Mr Walklet later suffered further bleeding from the duodenal ulcer which resulted in his death.
The delay in undertaking the gastroscopy was not causative of Mr Walklet’s death, but I was told that systems and procedures in the Hospital remain as they were at the time of Mr Walklet’s death – i.e. that a stable patient with a gastric bleed who was being cared for in the Accident and Emergency Department could not have a gastroscopy until a bed for them became available in the Hospital.
I was further told during the inquest that Mr Walklet was allocated a bed in the Hospital either late on 7th April 2022 or early on 8th April 2022 and that his care was allocated to a consultant gastroenterologist [REDACTED]. [REDACTED] should have seen Mr Walklet during his morning ward round but did not do so. [REDACTED] told me that he was not aware that Mr Walklet had been allocated to his list of patients. Mr Walklet’s family believe that this error occurred because, whilst Mr Walklet had been allocated a bed on the ward, he actually remained in the Accident and Emergency department. As a result, Mr Walklet’s condition and care was not reviewed by the consultant gastroenterologist until later that day. At the time Mr Walklet was still suffering from a bleeding duodenal ulcer from which he was to die later the same day.
In my opinion action should be taken to prevent future deaths and I believe you (and/or your organisation) have the power to take such action.
You are under a duty to respond to this report within 56 days of the date of this report, namely by June 21, 2023. I, the coroner, may extend the period.

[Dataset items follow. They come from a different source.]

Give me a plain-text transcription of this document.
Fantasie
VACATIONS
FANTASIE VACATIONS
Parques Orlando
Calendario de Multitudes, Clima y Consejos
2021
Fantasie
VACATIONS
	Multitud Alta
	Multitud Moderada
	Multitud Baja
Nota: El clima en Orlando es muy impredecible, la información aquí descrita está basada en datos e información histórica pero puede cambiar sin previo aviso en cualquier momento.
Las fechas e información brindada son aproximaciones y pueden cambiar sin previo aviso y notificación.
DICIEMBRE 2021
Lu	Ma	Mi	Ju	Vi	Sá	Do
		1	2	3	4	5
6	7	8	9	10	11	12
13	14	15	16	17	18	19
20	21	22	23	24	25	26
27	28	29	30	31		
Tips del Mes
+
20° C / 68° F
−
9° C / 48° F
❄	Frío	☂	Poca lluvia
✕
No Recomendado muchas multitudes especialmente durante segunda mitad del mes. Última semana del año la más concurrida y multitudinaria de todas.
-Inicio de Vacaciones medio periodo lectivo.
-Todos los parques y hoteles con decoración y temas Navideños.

Your response must contain details of action taken or proposed to be taken, setting out the timetable for action. Otherwise you must explain why no action is proposed.
I have sent a copy of my report to the Chief Coroner and to the following Interested Persons
I have also sent it to
who may find it useful or of interest.
I am also under a duty to send a copy of your response to the Chief Coroner and all interested persons who in my opinion should receive it.
I may also send a copy of your response to any person who I believe may find it useful or of interest.
The Chief Coroner may publish either or both in a complete or redacted or summary form. He may send a copy of this report to any person who he believes may find it useful or of interest.
You may make representations to me, the coroner, at the time of your response about the release or the publication of your response by the Chief Coroner.